“We both grew up down the street from
Graceland. We lived in the Memphis,
Tenn., area all our lives – until we packed up and moved to Murfreesboro to be
near our children and grandchildren. We visited St. Mark’s for a few months,
slipping in the back of the sanctuary at the start of worship to check things
out. It didn’t take long to know it was where God wanted us to be.
We could tell there was caring
going on at St. Mark’s – for one another and for others. It wasn’t insular. We
thought, ‘People are serious about outreach in the community.’ There were so
many ways to serve. And, there’s no pressure to serve, just an invitation and
you can decide for yourself… (laughing) except maybe when Dorothy said, “If the
wife goes to read to kids at Project Transformation, then the husband goes to
read at Project Transformation.”
We were especially glad to see
young families in the church. The church where we first met in Memphis in 1969
was the largest United Methodist church in the area at the time, but it is now
closed. The congregation we worshiped with before we moved was shrinking.

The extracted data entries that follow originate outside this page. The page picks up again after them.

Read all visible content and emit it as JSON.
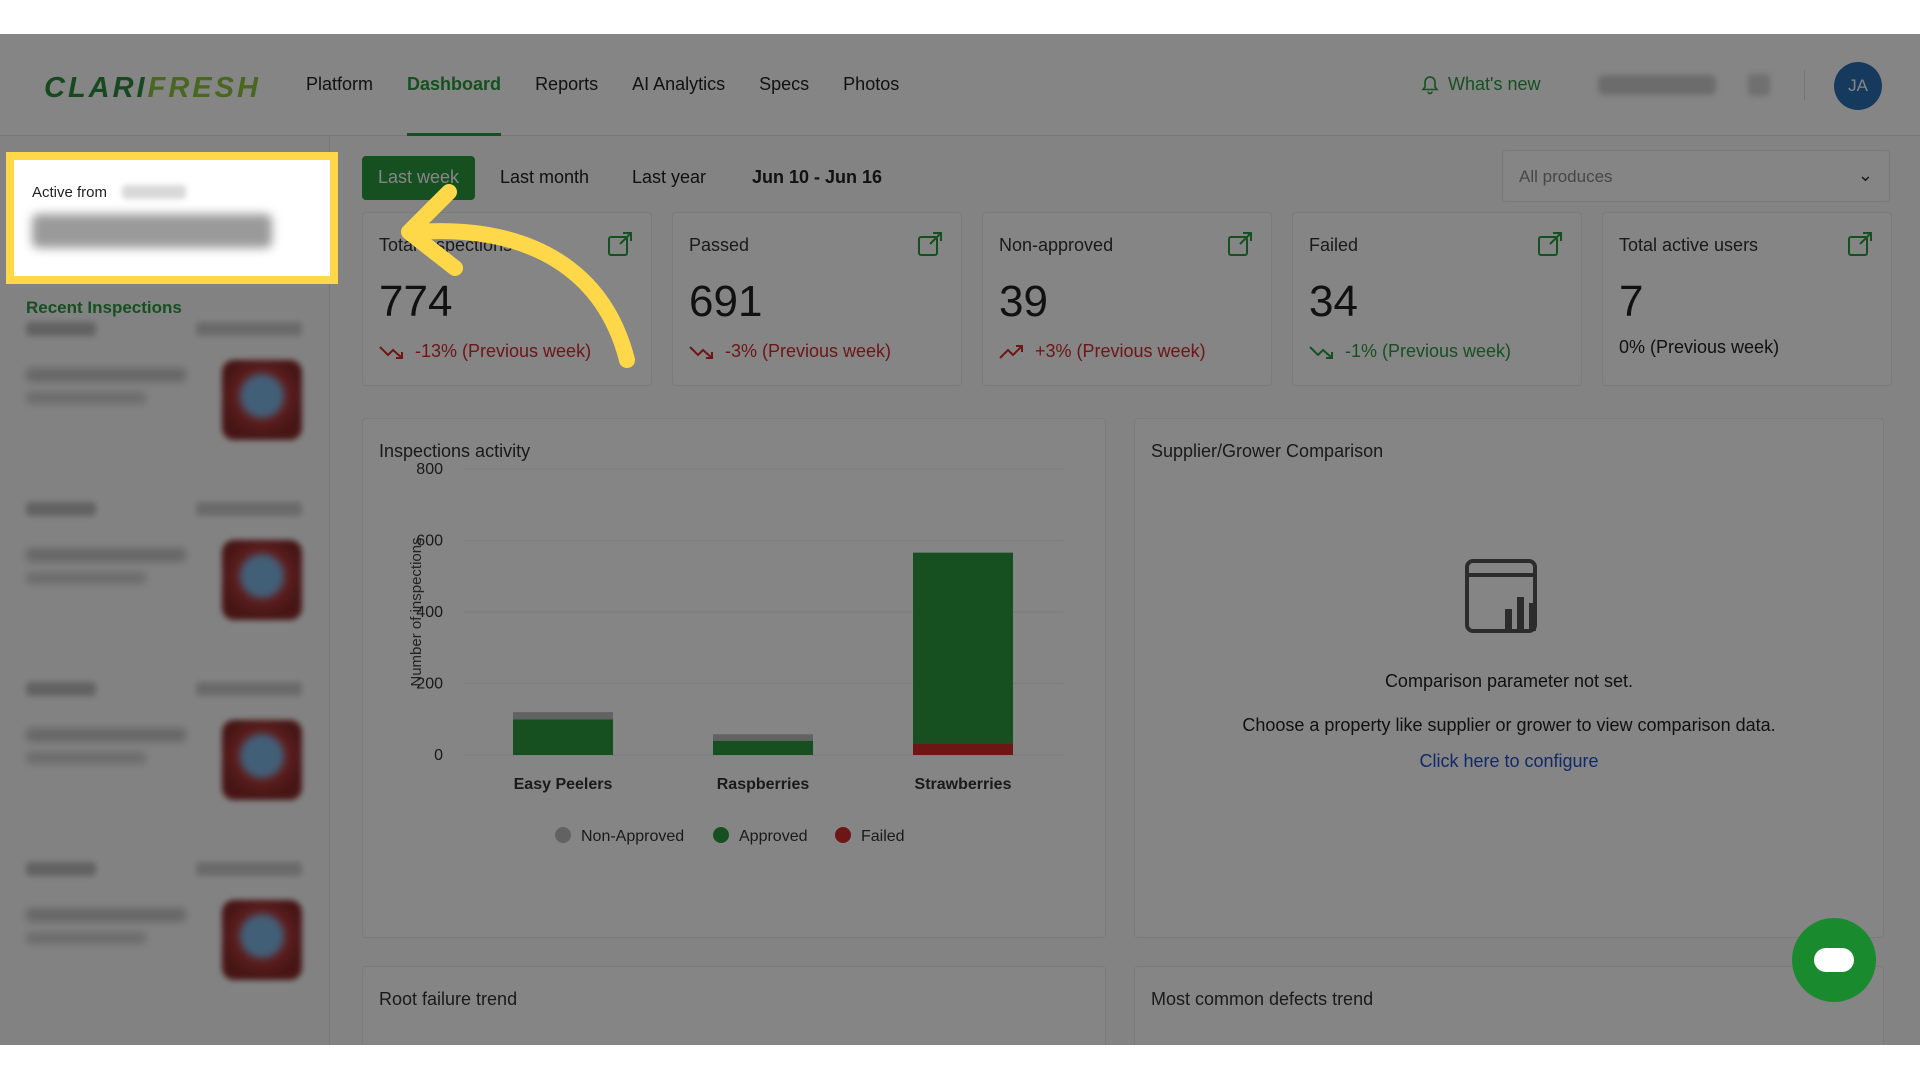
{
  "app": {
    "logo_part1": "CLARI",
    "logo_part2": "FRESH"
  },
  "nav": {
    "items": [
      {
        "label": "Platform",
        "active": false
      },
      {
        "label": "Dashboard",
        "active": true
      },
      {
        "label": "Reports",
        "active": false
      },
      {
        "label": "AI Analytics",
        "active": false
      },
      {
        "label": "Specs",
        "active": false
      },
      {
        "label": "Photos",
        "active": false
      }
    ],
    "whats_new": "What's new",
    "avatar_initials": "JA"
  },
  "sidebar": {
    "active_from_label": "Active from",
    "recent_inspections_label": "Recent Inspections"
  },
  "filters": {
    "periods": [
      "Last week",
      "Last month",
      "Last year"
    ],
    "active_period": "Last week",
    "date_range": "Jun 10 - Jun 16",
    "produce_select": "All produces"
  },
  "stats": [
    {
      "title": "Total inspections",
      "value": "774",
      "delta": "-13% (Previous week)",
      "trend": "down",
      "tone": "bad"
    },
    {
      "title": "Passed",
      "value": "691",
      "delta": "-3% (Previous week)",
      "trend": "down",
      "tone": "bad"
    },
    {
      "title": "Non-approved",
      "value": "39",
      "delta": "+3% (Previous week)",
      "trend": "up",
      "tone": "bad"
    },
    {
      "title": "Failed",
      "value": "34",
      "delta": "-1% (Previous week)",
      "trend": "down",
      "tone": "good"
    },
    {
      "title": "Total active users",
      "value": "7",
      "delta": "0% (Previous week)",
      "trend": "none",
      "tone": "plain"
    }
  ],
  "activity_panel": {
    "title": "Inspections activity"
  },
  "comparison_panel": {
    "title": "Supplier/Grower Comparison",
    "empty_title": "Comparison parameter not set.",
    "empty_desc": "Choose a property like supplier or grower to view comparison data.",
    "configure_link": "Click here to configure"
  },
  "bottom_panels": {
    "left_title": "Root failure trend",
    "right_title": "Most common defects trend"
  },
  "colors": {
    "approved": "#2b9a3e",
    "failed": "#d32a2a",
    "non_approved": "#bdbdbd",
    "brand": "#2b9a3e",
    "link": "#1f4fc8"
  },
  "chart_data": {
    "type": "bar",
    "stacked": true,
    "categories": [
      "Easy Peelers",
      "Raspberries",
      "Strawberries"
    ],
    "series": [
      {
        "name": "Failed",
        "values": [
          0,
          0,
          33
        ]
      },
      {
        "name": "Approved",
        "values": [
          100,
          40,
          533
        ]
      },
      {
        "name": "Non-Approved",
        "values": [
          20,
          18,
          0
        ]
      }
    ],
    "ylabel": "Number of inspections",
    "ylim": [
      0,
      800
    ],
    "yticks": [
      0,
      200,
      400,
      600,
      800
    ],
    "legend": [
      "Non-Approved",
      "Approved",
      "Failed"
    ],
    "legend_position": "bottom"
  }
}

Children and youth are the future of the church. We wanted to be in a church that was
reaching them.
We even had people in our
neighborhood reach out to our own grandchildren. The three of them were walking
with us when we met neighbors we did not yet know, but who gave our littlest
grandchild a handmade wooden car with St. Mark’s on the side of it! We soon
made more connections with people we saw in our neighborhood and at St. Mark’s.
Being a part of a church in the community where we live was important to us.
We feel we found where God
wanted us to be. We try to invite and welcome others to St. Mark’s the way we
were. We hope more people visit St.
Mark’s and find their church home here.”